Mike s’est exécuté ; je me suis assuré que nous étions seuls sur la ligne et j’ai exposé ce que Mike croyait nécessaire. Je supposais que Prof y ferait des objections, j’espérais qu’il me demanderait de rester quand ces vaisseaux viendraient nous envahir, nous bombarder, ou quoi que ce soit… au lieu de cela, il m’a répondu :

— Manuel, vous devez y aller. J’hésitais à vous en parler. Avez-vous discuté avec Mike de nos chances ?

— Niet.

— Je l’ai fait tous les jours. En gros, si Luna City est détruite, si je meurs ainsi que tous les autres membres du gouvernement, même si tous les yeux de Mike sont crevés et qu’il soit lui-même coupé de la nouvelle catapulte… et tout cela peut se produire si nous sommes sévèrement bombardés… même si tout cela arrive en même temps, donc, Mike donne encore à Luna des chances égales si la Fronde de David peut toujours fonctionner, et c’est vous, et vous seul, dans ce cas, qui devrez la faire marcher.

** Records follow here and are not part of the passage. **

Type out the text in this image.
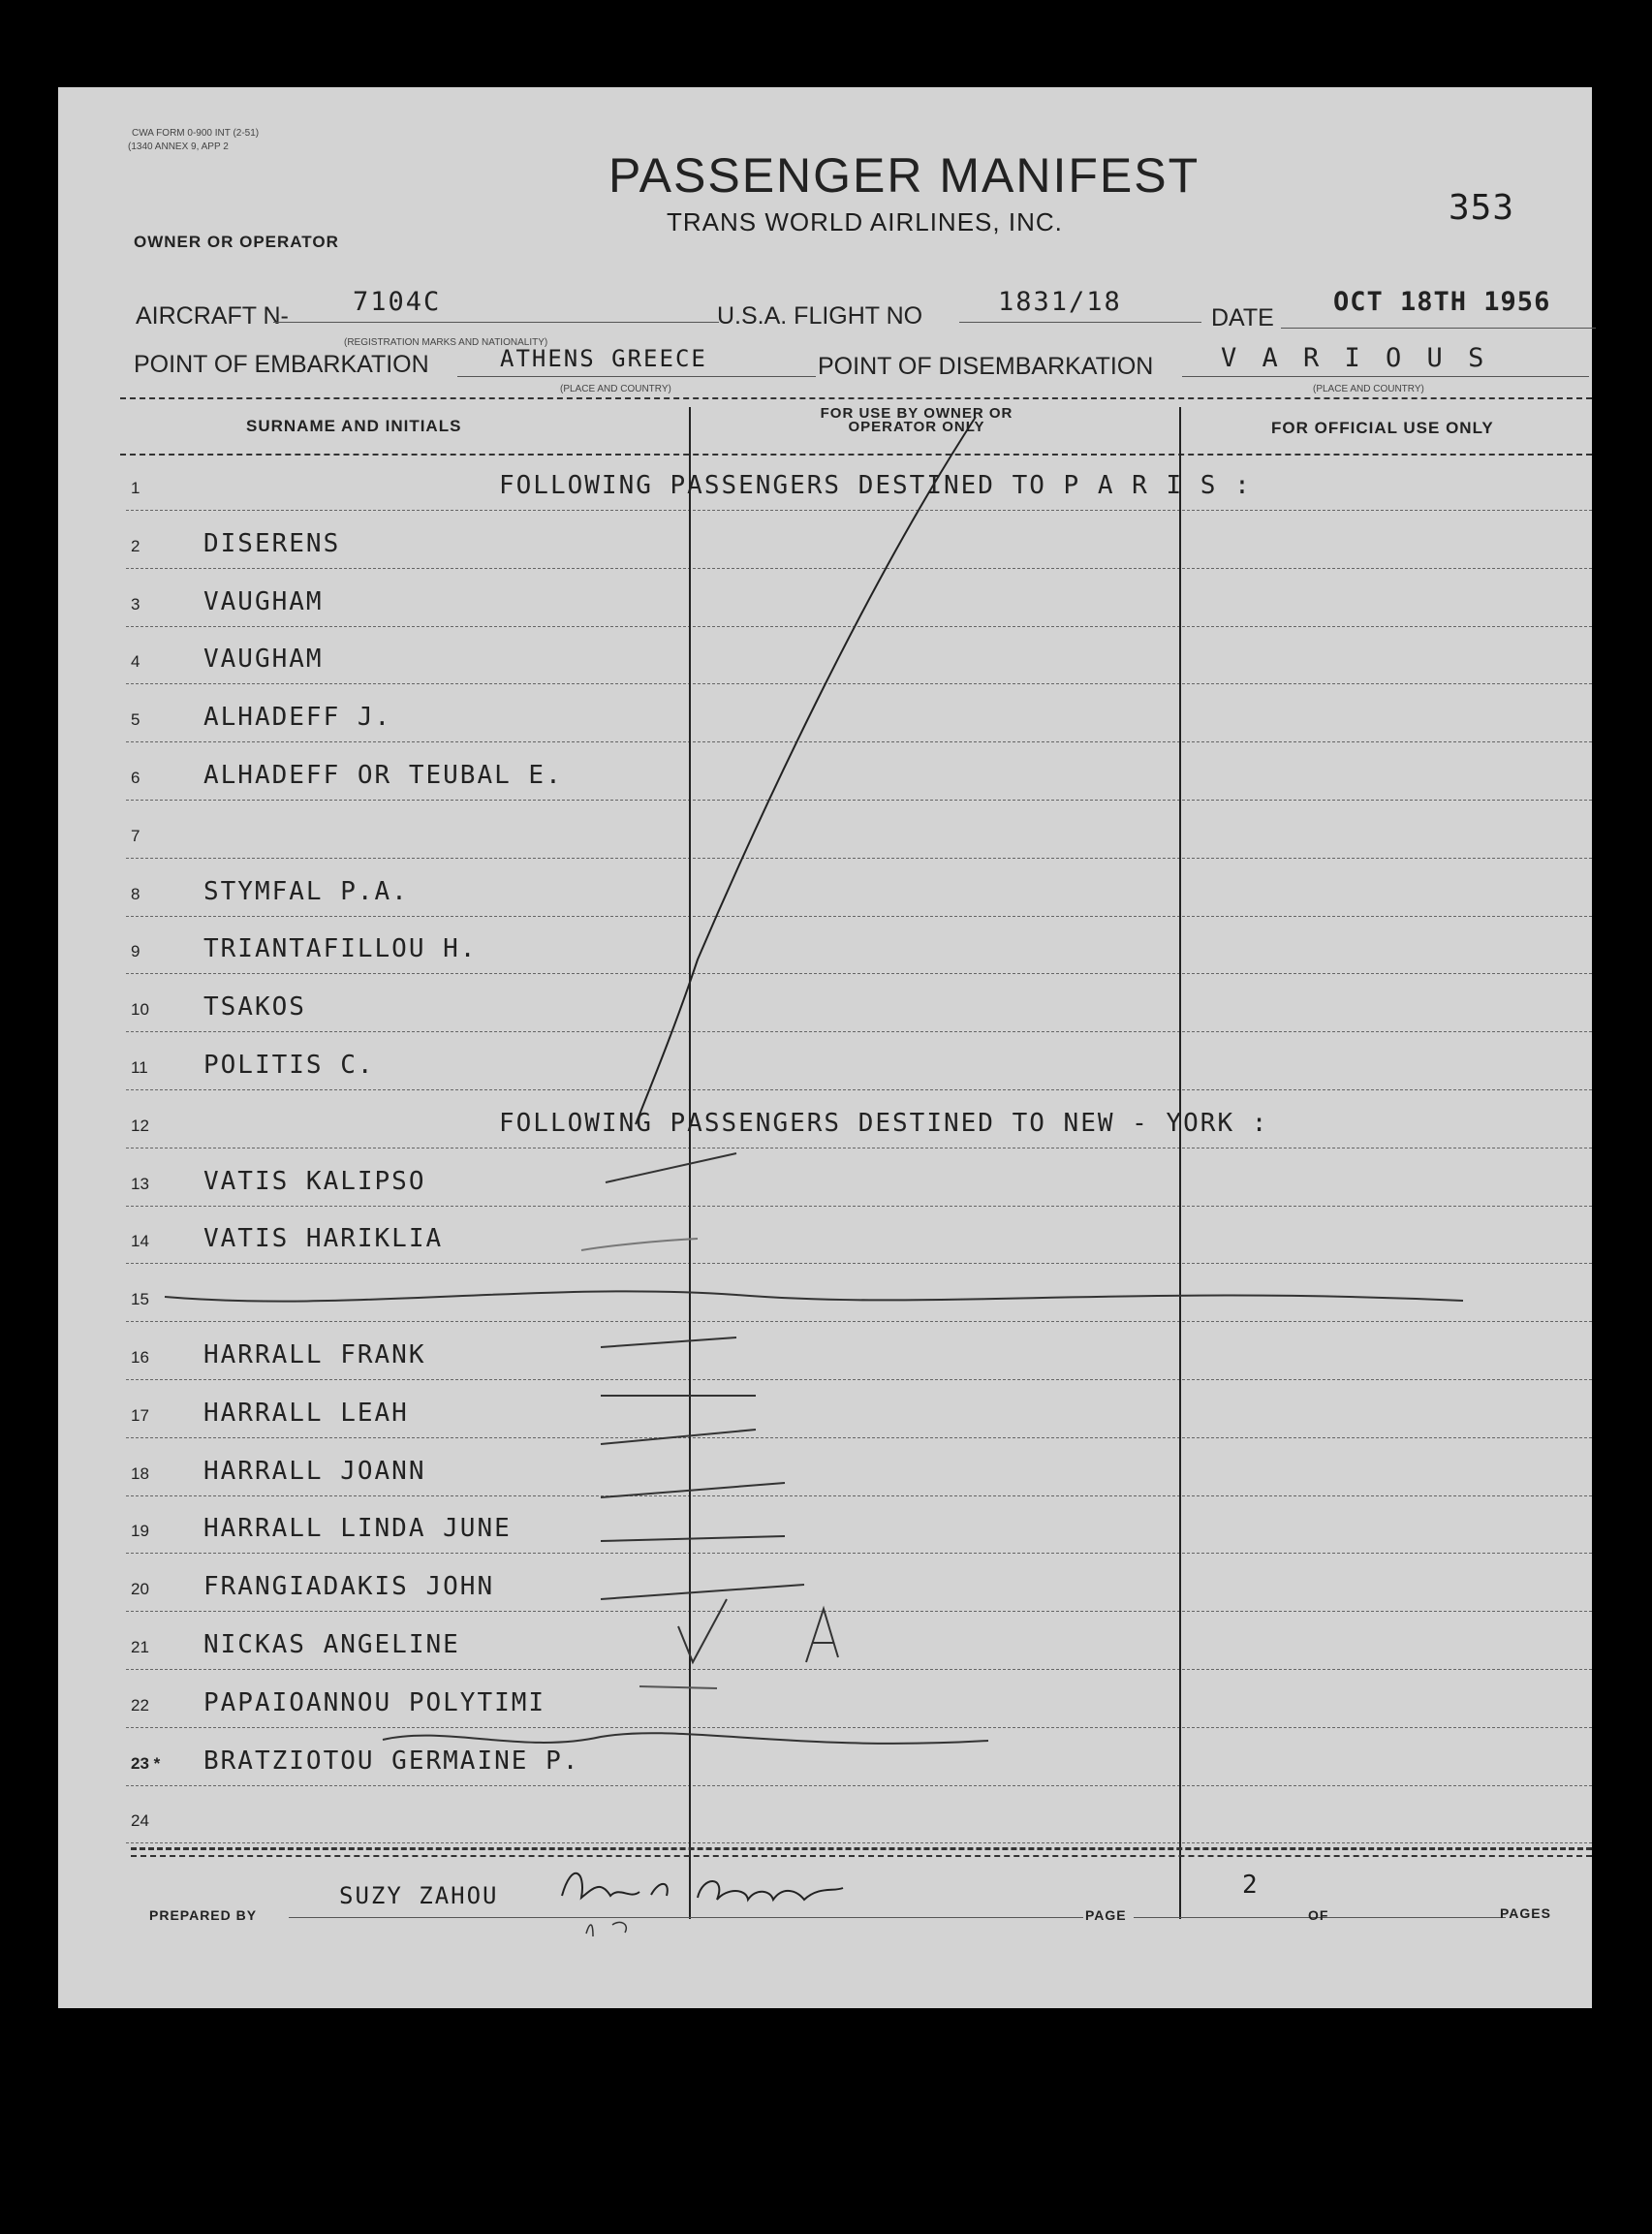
CWA FORM 0-900 INT (2-51)
(1340 ANNEX 9, APP 2
PASSENGER MANIFEST
TRANS WORLD AIRLINES, INC.
OWNER OR OPERATOR
353
AIRCRAFT N- 7104C
(REGISTRATION MARKS AND NATIONALITY)
U.S.A. FLIGHT NO	1831/18
DATE
OCT 18TH 1956
POINT OF EMBARKATION	ATHENS GREECE
(PLACE AND COUNTRY)
POINT OF DISEMBARKATION	V A R I O U S
(PLACE AND COUNTRY)
SURNAME AND INITIALS
FOR USE BY OWNER OR OPERATOR ONLY	FOR OFFICIAL USE ONLY
1	FOLLOWING PASSENGERS DESTINED TO P A R I S :
2	DISERENS
3	VAUGHAM
4	VAUGHAM
5	ALHADEFF J.
6	ALHADEFF OR TEUBAL E.
7
8	STYMFAL P.A.
9	TRIANTAFILLOU H.
10	TSAKOS
11	POLITIS C.
12	FOLLOWING PASSENGERS DESTINED TO NEW - YORK :
13	VATIS KALIPSO
14	VATIS HARIKLIA
15
16	HARRALL FRANK
17	HARRALL LEAH
18	HARRALL JOANN
19	HARRALL LINDA JUNE
20	FRANGIADAKIS JOHN
21	NICKAS ANGELINE
22	PAPAIOANNOU POLYTIMI
23 * BRATZIOTOU GERMAINE P.
24
SUZY ZAHOU
PREPARED BY	PAGE
2
OF	PAGES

Que vouliez-vous que je réponde ?

— Da, Boss. Yes, sir. Oui, m’sieur. Vous et Mike, vous vous entendez comme cul et chemise. D’accord, j’irai !

— Très bien, Manuel !

Je suis encore resté une heure avec Mike pendant qu’il imprimait mètre après mètre de nouveaux programmes taillés sur mesure pour l’autre ordinateur. Ce travail m’aurait pris au moins six mois, même si j’avais été capable de prévoir toutes les possibilités. Mike avait recoupé certaines sections, ajouté des notes et poussé les détails de façon absolument terrifiante. Qu’il me suffise de vous dire que, dans certaines circonstances, il pouvait être nécessaire de détruire, oui, de détruire Paris ; il me disait comment faire : il m’indiquait quelles fusées attendaient en orbite, comment dire au jeunot de les trouver et de les amener sur l’objectif. Il me signalait vraiment tout.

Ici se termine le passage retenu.